De son côté l'Union européenne a relevé à 210 millions d'euros, contre 150 précédemment, l'enveloppe allouée aux compensations financières en faveur des producteurs de légumes confrontés à un effondrement de leurs ventes suite à l'épidémie.
"Le temps n'est pas encore venu de lever l'alerte", a annoncé le ministre Daniel Bahr, mais "le plus dur est maintenant derrière nous au niveau national".
"Après l'analyse des données et des chiffres fournis par l'Institut (de veille sanitaire) Robert-Koch, nous avons des raisons d'afficher un optimisme modéré", a ajouté M. Bahr, qui avait indiqué plus tôt dans la matinée: "les chiffres de nouvelles infections baissent de manière continue".

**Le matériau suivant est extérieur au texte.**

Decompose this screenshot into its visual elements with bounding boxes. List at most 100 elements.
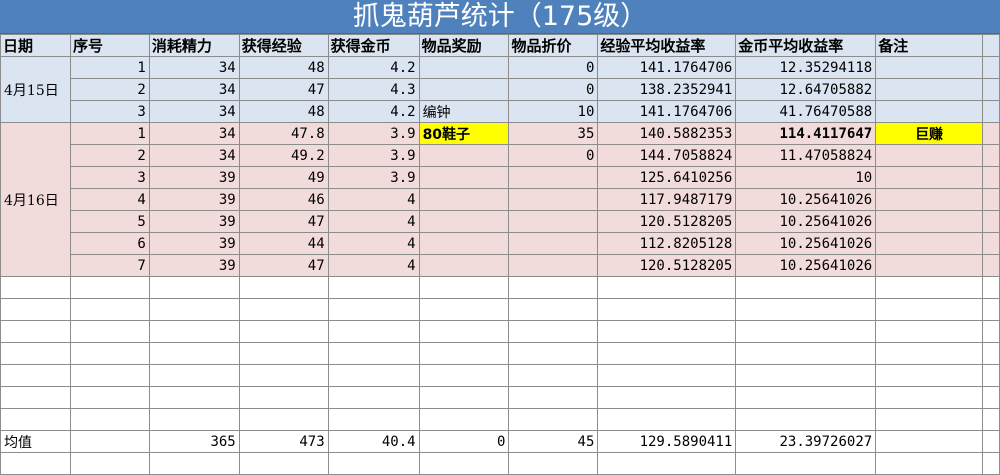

"Cela veut dire qu'il peut certes y avoir de nouveaux cas, et malheureusement aussi des morts supplémentaires, mais le nombre de nouvelles infections baisse de manière sensible", selon lui
Mardi, l'Institut Robert Koch avait signalé pour la première fois "un léger repli du nombre des nouveaux cas" alors que plus de 2.600 personnes ont été infectées, dont 75% dans le nord du pays.
Il a précisé mercredi ignorer si ce recul s'expliquait par la baisse drastique de la consommation de légumes crus, en particulier des concombres, des tomates et des salades.
Le bilan est toutefois monté à 25 morts, dont 24 en Allemagne, après que l'Etat régional de Basse-Saxe (nord) eut signalé un nouveau décès mercredi.
Les recherches se poursuivaient pour identifier l'origine de la contamination par une souche rare et très virulente de la bactérie E.coli entérohémorragique (Eceh) qui se traduit par des diarrhées sanglantes et peut déboucher sur des troubles rénaux parfois mortels (syndrome appelé SHU).
Des résultats d'analyse sur des graines germées issues d'une exploitation horticole du nord de l'Allemagne étaient toujours attendus.
Mais "dans la plupart des cas d'Eceh, dans 80% des cas, la source d'infection n'est jamais identifiée", a rappelé Daniel Bahr.
Les ministres régionaux et fédéraux chargés de la Santé et de la Protection des consommateurs, ainsi que des responsables sanitaires et le commissaire européen à la Santé John Dalli se sont réunis dans un grand hôtel berlinois.
"Face à cette épidémie, on ne saurait trop insister sur l'importance de la rigueur scientifique, d'une communication transparente et coordonnée, et d'une enquête approfondie", a dit M. Dalli, précisant que l'Allemagne avait eu raison de sonner l'alarme.
La communication de l'Allemagne, avec son système fédéral et des ministres différents dans chaque Land (Etat régional), apparaît brouillonne et le ministre Daniel Bahr a concédé qu'il fallait "l'améliorer".
Certains, comme l'Espagne et la Belgique, ont accusé l'Allemagne d'alarmisme, avec des conséquences financières chiffrées en centaines de millions d'euros pour les agriculteurs européens.
Le commissaire européen à l'Agriculture, Dacian Ciolos, a d'ailleurs annoncé que Bruxelles disposait de 210 millions d'euros pour aider les maraîchers affectés par la méfiance des consommateurs.
Mardi, lors d'une réunion de ministres européens de l'Agriculture la Commission avait proposé une aide totale de 150 millions d'euros, mais ce montant avait provoqué un tollé dans le monde agricole et des protestations de plusieurs pays, comme l'Espagne, qui jugeaient l'enveloppe insuffisante.
La consommation de concombres, tomates et salades crus ainsi que de graines germées restait déconseillée par les autorités allemandes.